Once you install the program, and optionally reboot your system, you can click the SuperNOVA icon on your desktop and fire up the program. You have to have the PSU connected to a USB header of your mainboard via the provided USB cable. The PSU must also be switched on via its on/off switch in order to be recognized as a USB device by your system.
The first screen you will get, once you launch the program, is shown in the first screenshots above. You can monitor two to six PSU functions at once through a button in the bottom left corner.
You can select the desired function through a drop-down menu inside each box, and navigate to its extra settings via some arrows located on the right or left side of the box, or one on the bottom. A history graph is available for each function, and you have the ability to set custom alarms.
You can find the options for normal/overclock mode and the single/multi-rail mode in the top-left corner.
The +12V output function allows you to adjust the output voltage of this rail on the fly, from 11.8 V to 12.8 V. This is a very nice feature that will be greatly appreciated by most enthusiast users, especially overclockers.

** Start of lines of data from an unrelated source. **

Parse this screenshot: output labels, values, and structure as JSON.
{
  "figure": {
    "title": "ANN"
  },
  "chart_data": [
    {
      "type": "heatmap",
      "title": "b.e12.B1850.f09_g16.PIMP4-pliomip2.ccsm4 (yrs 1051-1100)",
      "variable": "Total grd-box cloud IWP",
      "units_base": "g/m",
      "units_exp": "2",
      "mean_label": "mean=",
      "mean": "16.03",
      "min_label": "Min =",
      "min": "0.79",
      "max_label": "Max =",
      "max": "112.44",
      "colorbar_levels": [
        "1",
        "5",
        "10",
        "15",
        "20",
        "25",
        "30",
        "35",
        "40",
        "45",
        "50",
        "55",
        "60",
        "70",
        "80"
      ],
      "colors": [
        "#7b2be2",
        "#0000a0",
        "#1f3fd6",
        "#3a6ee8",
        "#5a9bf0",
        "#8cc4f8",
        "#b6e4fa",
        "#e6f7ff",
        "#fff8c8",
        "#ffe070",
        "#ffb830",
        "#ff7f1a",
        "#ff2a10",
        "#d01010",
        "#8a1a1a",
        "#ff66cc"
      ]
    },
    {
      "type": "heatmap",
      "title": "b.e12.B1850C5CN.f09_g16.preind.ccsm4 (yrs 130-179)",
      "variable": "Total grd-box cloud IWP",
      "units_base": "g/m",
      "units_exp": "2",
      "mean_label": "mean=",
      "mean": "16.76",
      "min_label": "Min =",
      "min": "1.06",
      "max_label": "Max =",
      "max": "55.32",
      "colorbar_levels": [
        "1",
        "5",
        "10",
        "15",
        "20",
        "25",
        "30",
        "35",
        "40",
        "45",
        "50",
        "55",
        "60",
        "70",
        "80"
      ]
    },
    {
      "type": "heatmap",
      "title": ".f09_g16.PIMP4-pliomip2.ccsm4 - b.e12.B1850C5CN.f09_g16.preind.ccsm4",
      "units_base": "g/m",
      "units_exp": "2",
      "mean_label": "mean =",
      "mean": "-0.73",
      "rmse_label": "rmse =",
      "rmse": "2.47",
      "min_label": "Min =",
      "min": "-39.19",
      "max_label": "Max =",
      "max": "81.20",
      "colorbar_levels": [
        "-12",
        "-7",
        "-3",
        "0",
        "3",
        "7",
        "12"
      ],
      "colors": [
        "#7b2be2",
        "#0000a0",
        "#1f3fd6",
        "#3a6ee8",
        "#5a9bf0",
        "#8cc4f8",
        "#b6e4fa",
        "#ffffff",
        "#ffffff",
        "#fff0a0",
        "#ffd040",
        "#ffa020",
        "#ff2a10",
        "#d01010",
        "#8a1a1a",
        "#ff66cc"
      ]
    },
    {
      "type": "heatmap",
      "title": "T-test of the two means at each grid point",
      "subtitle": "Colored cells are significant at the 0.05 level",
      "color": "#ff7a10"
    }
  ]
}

You can also set the fan profile by the corresponding function. The silent profile is active by default.
You can restore all functions to default by clicking the restore button located in the bottom right corner. The "i" button next to it provides information about the connected PSU and any software revision.
Overall, the SuperNOVA program is well written with a nice and informative user interface that provides many options and a lot of information to the experienced user. It also responds fast and connects to the PSU instantly. We didn't encounter a single hang, crash etc.
Its only problem, as you will see in the test sessions, is that its readings, especially the voltage ones, are very inaccurate, something that has to do with the fact that the corresponding sensors take voltage readouts from the PSU's connector output and not from the cable connectors on the PC side. As a result, the program doesn't take into account the corresponding voltage drops on wires at high loads.